For the modeling part we'll use the latest version of XGBoost, which allows for GPU accelerated calculation of Shapely Values. We'll use these "SHAP" values to calculate correct feature importances. Starting with the version 1.3, XGBoost supports fast calculation of the SHAP values on GPU. 

In [None]:
# This Python 3 environment comes with many helpful analytics libraries installed
# It is defined by the kaggle/python Docker image: https://github.com/kaggle/docker-python
# For example, here's several helpful packages to load

import cupy as cp # linear algebra
import cudf # data processing, CSV file I/O (e.g. cudf.read_csv)
import numpy as np
import pandas as pd
from sklearn.model_selection import train_test_split
from cuml.metrics import roc_auc_score
import shap
import gc
from random import shuffle
from sklearn.preprocessing import LabelEncoder

# Input data files are available in the read-only "../input/" directory
# For example, running this (by clicking run or pressing Shift+Enter) will list all files under the input directory

import os
for dirname, _, filenames in os.walk('/kaggle/input/'):
    for filename in filenames:
        print(os.path.join(dirname, filename))

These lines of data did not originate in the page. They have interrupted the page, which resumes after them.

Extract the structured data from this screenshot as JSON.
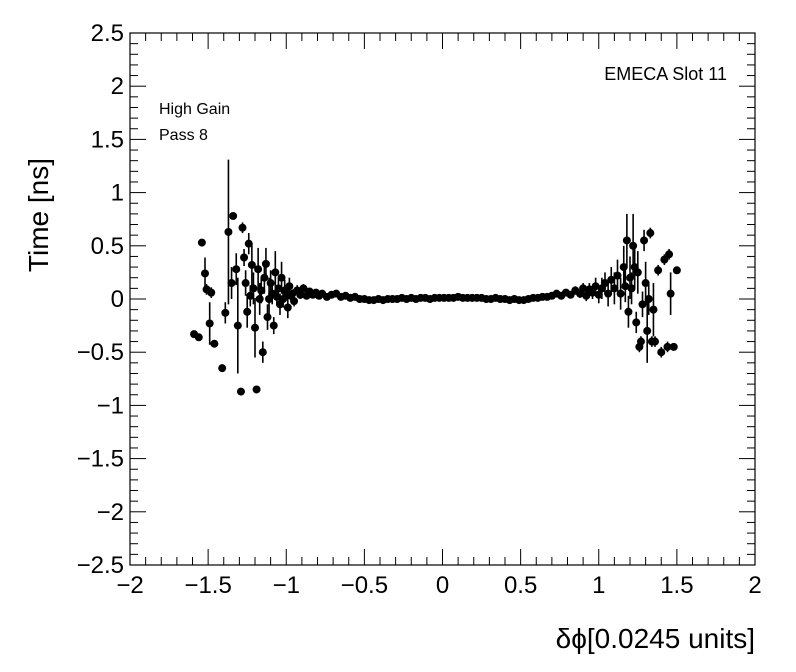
{
  "chart_data": {
    "type": "scatter",
    "title": "",
    "xlabel": "δϕ[0.0245 units]",
    "ylabel": "Time [ns]",
    "xlim": [
      -2,
      2
    ],
    "ylim": [
      -2.5,
      2.5
    ],
    "x_ticks": [
      -2,
      -1.5,
      -1,
      -0.5,
      0,
      0.5,
      1,
      1.5,
      2
    ],
    "x_tick_labels": [
      "−2",
      "−1.5",
      "−1",
      "−0.5",
      "0",
      "0.5",
      "1",
      "1.5",
      "2"
    ],
    "y_ticks": [
      2.5,
      2,
      1.5,
      1,
      0.5,
      0,
      -0.5,
      -1,
      -1.5,
      -2,
      -2.5
    ],
    "y_tick_labels": [
      "2.5",
      "2",
      "1.5",
      "1",
      "0.5",
      "0",
      "−0.5",
      "−1",
      "−1.5",
      "−2",
      "−2.5"
    ],
    "grid": false,
    "marker": "filled-circle",
    "marker_color": "#000000",
    "annotations": {
      "top_right": "EMECA Slot 11",
      "top_left": [
        "High Gain",
        "Pass 8"
      ]
    },
    "points": [
      {
        "x": -1.59,
        "y": -0.33,
        "err": 0.02
      },
      {
        "x": -1.56,
        "y": -0.36,
        "err": 0.02
      },
      {
        "x": -1.54,
        "y": 0.53,
        "err": 0.03
      },
      {
        "x": -1.52,
        "y": 0.24,
        "err": 0.15
      },
      {
        "x": -1.51,
        "y": 0.09,
        "err": 0.05
      },
      {
        "x": -1.49,
        "y": -0.23,
        "err": 0.2
      },
      {
        "x": -1.48,
        "y": 0.06,
        "err": 0.05
      },
      {
        "x": -1.46,
        "y": -0.42,
        "err": 0.03
      },
      {
        "x": -1.41,
        "y": -0.65,
        "err": 0.03
      },
      {
        "x": -1.39,
        "y": -0.13,
        "err": 0.1
      },
      {
        "x": -1.37,
        "y": 0.63,
        "err": 0.68
      },
      {
        "x": -1.35,
        "y": 0.15,
        "err": 0.15
      },
      {
        "x": -1.34,
        "y": 0.78,
        "err": 0.03
      },
      {
        "x": -1.32,
        "y": 0.28,
        "err": 0.15
      },
      {
        "x": -1.31,
        "y": -0.25,
        "err": 0.45
      },
      {
        "x": -1.29,
        "y": -0.87,
        "err": 0.03
      },
      {
        "x": -1.28,
        "y": 0.67,
        "err": 0.05
      },
      {
        "x": -1.27,
        "y": 0.39,
        "err": 0.08
      },
      {
        "x": -1.26,
        "y": 0.15,
        "err": 0.12
      },
      {
        "x": -1.25,
        "y": -0.12,
        "err": 0.15
      },
      {
        "x": -1.24,
        "y": 0.52,
        "err": 0.1
      },
      {
        "x": -1.23,
        "y": 0.03,
        "err": 0.1
      },
      {
        "x": -1.22,
        "y": 0.32,
        "err": 0.2
      },
      {
        "x": -1.21,
        "y": 0.1,
        "err": 0.15
      },
      {
        "x": -1.2,
        "y": -0.27,
        "err": 0.28
      },
      {
        "x": -1.19,
        "y": -0.85,
        "err": 0.03
      },
      {
        "x": -1.18,
        "y": 0.28,
        "err": 0.2
      },
      {
        "x": -1.17,
        "y": 0.0,
        "err": 0.15
      },
      {
        "x": -1.16,
        "y": 0.08,
        "err": 0.12
      },
      {
        "x": -1.15,
        "y": -0.5,
        "err": 0.1
      },
      {
        "x": -1.14,
        "y": 0.2,
        "err": 0.15
      },
      {
        "x": -1.13,
        "y": 0.33,
        "err": 0.15
      },
      {
        "x": -1.12,
        "y": -0.17,
        "err": 0.12
      },
      {
        "x": -1.11,
        "y": 0.0,
        "err": 0.2
      },
      {
        "x": -1.1,
        "y": 0.15,
        "err": 0.12
      },
      {
        "x": -1.09,
        "y": 0.05,
        "err": 0.1
      },
      {
        "x": -1.08,
        "y": -0.25,
        "err": 0.08
      },
      {
        "x": -1.07,
        "y": 0.25,
        "err": 0.2
      },
      {
        "x": -1.06,
        "y": 0.02,
        "err": 0.08
      },
      {
        "x": -1.05,
        "y": 0.1,
        "err": 0.1
      },
      {
        "x": -1.04,
        "y": -0.05,
        "err": 0.1
      },
      {
        "x": -1.03,
        "y": 0.2,
        "err": 0.15
      },
      {
        "x": -1.02,
        "y": 0.0,
        "err": 0.08
      },
      {
        "x": -1.01,
        "y": 0.08,
        "err": 0.1
      },
      {
        "x": -1.0,
        "y": 0.05,
        "err": 0.06
      },
      {
        "x": -0.99,
        "y": -0.08,
        "err": 0.1
      },
      {
        "x": -0.98,
        "y": 0.12,
        "err": 0.08
      },
      {
        "x": -0.97,
        "y": 0.03,
        "err": 0.05
      },
      {
        "x": -0.96,
        "y": 0.05,
        "err": 0.04
      },
      {
        "x": -0.95,
        "y": -0.02,
        "err": 0.05
      },
      {
        "x": -0.93,
        "y": 0.08,
        "err": 0.05
      },
      {
        "x": -0.91,
        "y": 0.04,
        "err": 0.04
      },
      {
        "x": -0.89,
        "y": 0.1,
        "err": 0.04
      },
      {
        "x": -0.87,
        "y": 0.03,
        "err": 0.03
      },
      {
        "x": -0.85,
        "y": 0.07,
        "err": 0.03
      },
      {
        "x": -0.83,
        "y": 0.04,
        "err": 0.03
      },
      {
        "x": -0.81,
        "y": 0.06,
        "err": 0.03
      },
      {
        "x": -0.79,
        "y": 0.03,
        "err": 0.02
      },
      {
        "x": -0.77,
        "y": 0.05,
        "err": 0.02
      },
      {
        "x": -0.74,
        "y": 0.02,
        "err": 0.02
      },
      {
        "x": -0.71,
        "y": 0.04,
        "err": 0.02
      },
      {
        "x": -0.68,
        "y": 0.05,
        "err": 0.02
      },
      {
        "x": -0.65,
        "y": 0.02,
        "err": 0.02
      },
      {
        "x": -0.62,
        "y": 0.03,
        "err": 0.01
      },
      {
        "x": -0.59,
        "y": 0.01,
        "err": 0.01
      },
      {
        "x": -0.56,
        "y": 0.02,
        "err": 0.01
      },
      {
        "x": -0.53,
        "y": 0.0,
        "err": 0.01
      },
      {
        "x": -0.5,
        "y": 0.0,
        "err": 0.01
      },
      {
        "x": -0.47,
        "y": -0.01,
        "err": 0.01
      },
      {
        "x": -0.44,
        "y": -0.01,
        "err": 0.01
      },
      {
        "x": -0.41,
        "y": 0.0,
        "err": 0.01
      },
      {
        "x": -0.38,
        "y": -0.01,
        "err": 0.01
      },
      {
        "x": -0.35,
        "y": 0.0,
        "err": 0.01
      },
      {
        "x": -0.32,
        "y": 0.0,
        "err": 0.01
      },
      {
        "x": -0.29,
        "y": 0.0,
        "err": 0.01
      },
      {
        "x": -0.26,
        "y": 0.01,
        "err": 0.01
      },
      {
        "x": -0.23,
        "y": 0.0,
        "err": 0.01
      },
      {
        "x": -0.2,
        "y": 0.01,
        "err": 0.01
      },
      {
        "x": -0.17,
        "y": 0.0,
        "err": 0.01
      },
      {
        "x": -0.14,
        "y": 0.01,
        "err": 0.01
      },
      {
        "x": -0.11,
        "y": 0.01,
        "err": 0.01
      },
      {
        "x": -0.08,
        "y": 0.0,
        "err": 0.01
      },
      {
        "x": -0.05,
        "y": 0.01,
        "err": 0.01
      },
      {
        "x": -0.02,
        "y": 0.01,
        "err": 0.01
      },
      {
        "x": 0.01,
        "y": 0.01,
        "err": 0.01
      },
      {
        "x": 0.04,
        "y": 0.01,
        "err": 0.01
      },
      {
        "x": 0.07,
        "y": 0.01,
        "err": 0.01
      },
      {
        "x": 0.1,
        "y": 0.02,
        "err": 0.01
      },
      {
        "x": 0.13,
        "y": 0.01,
        "err": 0.01
      },
      {
        "x": 0.16,
        "y": 0.01,
        "err": 0.01
      },
      {
        "x": 0.19,
        "y": 0.01,
        "err": 0.01
      },
      {
        "x": 0.22,
        "y": 0.01,
        "err": 0.01
      },
      {
        "x": 0.25,
        "y": 0.01,
        "err": 0.01
      },
      {
        "x": 0.28,
        "y": 0.0,
        "err": 0.01
      },
      {
        "x": 0.31,
        "y": 0.0,
        "err": 0.01
      },
      {
        "x": 0.34,
        "y": 0.01,
        "err": 0.01
      },
      {
        "x": 0.37,
        "y": 0.0,
        "err": 0.01
      },
      {
        "x": 0.4,
        "y": 0.0,
        "err": 0.01
      },
      {
        "x": 0.43,
        "y": -0.01,
        "err": 0.01
      },
      {
        "x": 0.46,
        "y": 0.0,
        "err": 0.01
      },
      {
        "x": 0.49,
        "y": -0.01,
        "err": 0.01
      },
      {
        "x": 0.52,
        "y": -0.01,
        "err": 0.01
      },
      {
        "x": 0.55,
        "y": 0.0,
        "err": 0.01
      },
      {
        "x": 0.58,
        "y": 0.01,
        "err": 0.01
      },
      {
        "x": 0.61,
        "y": 0.01,
        "err": 0.01
      },
      {
        "x": 0.64,
        "y": 0.02,
        "err": 0.01
      },
      {
        "x": 0.67,
        "y": 0.02,
        "err": 0.02
      },
      {
        "x": 0.7,
        "y": 0.03,
        "err": 0.02
      },
      {
        "x": 0.73,
        "y": 0.05,
        "err": 0.02
      },
      {
        "x": 0.76,
        "y": 0.03,
        "err": 0.02
      },
      {
        "x": 0.79,
        "y": 0.06,
        "err": 0.03
      },
      {
        "x": 0.82,
        "y": 0.04,
        "err": 0.03
      },
      {
        "x": 0.85,
        "y": 0.08,
        "err": 0.04
      },
      {
        "x": 0.88,
        "y": 0.05,
        "err": 0.04
      },
      {
        "x": 0.9,
        "y": 0.1,
        "err": 0.05
      },
      {
        "x": 0.92,
        "y": 0.03,
        "err": 0.05
      },
      {
        "x": 0.94,
        "y": 0.09,
        "err": 0.06
      },
      {
        "x": 0.96,
        "y": 0.06,
        "err": 0.06
      },
      {
        "x": 0.98,
        "y": 0.12,
        "err": 0.08
      },
      {
        "x": 1.0,
        "y": 0.04,
        "err": 0.08
      },
      {
        "x": 1.02,
        "y": 0.1,
        "err": 0.1
      },
      {
        "x": 1.04,
        "y": 0.15,
        "err": 0.1
      },
      {
        "x": 1.06,
        "y": 0.05,
        "err": 0.12
      },
      {
        "x": 1.08,
        "y": 0.18,
        "err": 0.12
      },
      {
        "x": 1.1,
        "y": 0.1,
        "err": 0.15
      },
      {
        "x": 1.12,
        "y": 0.22,
        "err": 0.15
      },
      {
        "x": 1.14,
        "y": 0.05,
        "err": 0.15
      },
      {
        "x": 1.16,
        "y": 0.3,
        "err": 0.2
      },
      {
        "x": 1.17,
        "y": 0.12,
        "err": 0.15
      },
      {
        "x": 1.18,
        "y": 0.55,
        "err": 0.25
      },
      {
        "x": 1.19,
        "y": -0.12,
        "err": 0.15
      },
      {
        "x": 1.2,
        "y": 0.2,
        "err": 0.2
      },
      {
        "x": 1.21,
        "y": 0.1,
        "err": 0.15
      },
      {
        "x": 1.22,
        "y": 0.5,
        "err": 0.3
      },
      {
        "x": 1.23,
        "y": 0.3,
        "err": 0.2
      },
      {
        "x": 1.24,
        "y": -0.22,
        "err": 0.1
      },
      {
        "x": 1.25,
        "y": 0.25,
        "err": 0.2
      },
      {
        "x": 1.26,
        "y": -0.45,
        "err": 0.05
      },
      {
        "x": 1.27,
        "y": -0.4,
        "err": 0.05
      },
      {
        "x": 1.28,
        "y": -0.05,
        "err": 0.12
      },
      {
        "x": 1.29,
        "y": 0.55,
        "err": 0.1
      },
      {
        "x": 1.3,
        "y": 0.15,
        "err": 0.2
      },
      {
        "x": 1.31,
        "y": -0.3,
        "err": 0.3
      },
      {
        "x": 1.32,
        "y": 0.0,
        "err": 0.15
      },
      {
        "x": 1.33,
        "y": 0.62,
        "err": 0.05
      },
      {
        "x": 1.34,
        "y": -0.4,
        "err": 0.05
      },
      {
        "x": 1.35,
        "y": -0.1,
        "err": 0.25
      },
      {
        "x": 1.36,
        "y": -0.4,
        "err": 0.05
      },
      {
        "x": 1.38,
        "y": 0.27,
        "err": 0.05
      },
      {
        "x": 1.4,
        "y": -0.5,
        "err": 0.05
      },
      {
        "x": 1.42,
        "y": 0.37,
        "err": 0.05
      },
      {
        "x": 1.44,
        "y": -0.45,
        "err": 0.05
      },
      {
        "x": 1.45,
        "y": 0.42,
        "err": 0.05
      },
      {
        "x": 1.46,
        "y": 0.05,
        "err": 0.2
      },
      {
        "x": 1.5,
        "y": 0.27,
        "err": 0.03
      },
      {
        "x": 1.48,
        "y": -0.45,
        "err": 0.03
      }
    ]
  }
}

# You can write up to 20GB to the current directory (/kaggle/working/) that gets preserved as output when you create a version using "Save & Run All" 
# You can also write temporary files to /kaggle/temp/, but they won't be saved outside of the current session

In [None]:
import xgboost
xgboost.__version__

In [None]:
train = pd.read_csv('/kaggle/input/tabular-playground-series-may-2021/train.csv')
test = pd.read_csv('/kaggle/input/tabular-playground-series-may-2021/test.csv')

In [None]:
train.head()

In [None]:
columns = test.columns[1:]
columns

In [None]:
target = np.hstack([np.ones(train.shape[0]), np.zeros(test.shape[0])])

In [None]:
train_test = np.vstack([train[columns].values, test[columns].values])

In [None]:
train_test.shape

In [None]:
index = list(range(train_test.shape[0]))
shuffle(index)

In [None]:
train_test = train_test[index, :]
target = target[index]

In [None]:
train_test = train_test.astype(np.float)

In [None]:
train, test, y_train, y_test = train_test_split(train_test, target, test_size=0.33, random_state=42)

In [None]:
del train_test
gc.collect()
gc.collect()

In [None]:
train = xgboost.DMatrix(train, label=y_train)
val = xgboost.DMatrix(test, label=y_test)

In [None]:
%%time
param = {
    'eta': 0.05,
    'max_depth': 10,
    'subsample': 0.8,
    'colsample_bytree': 0.7,
    'objective': 'reg:logistic',
    'eval_metric': 'auc',
    'tree_method': 'gpu_hist', 
    'predictor': 'gpu_predictor'
}
clf = xgboost.train(param, train, 600)

In [None]:
preds = clf.predict(val)

In [None]:
roc_auc_score(y_test, preds)

The AUC of 0.4975 is very close to the perfectly mixed sample, and for all practical purposes there seems to be no discernable difference between the train and test set. Nonehtless, let's take a look at what features may be the most different between the two sets.

In [None]:
%%time
shap_preds = clf.predict(val, pred_contribs=True) 

In [None]:
shap_preds.shape

In [None]:
shap.summary_plot(shap_preds[:,:-1], pd.DataFrame(test, columns=columns))

In [None]:
shap.summary_plot(shap_preds[:,:-1], pd.DataFrame(test, columns=columns), plot_type="bar")

Seems like featues 14 and 15 might have a slightly different distribution between the train and test sets.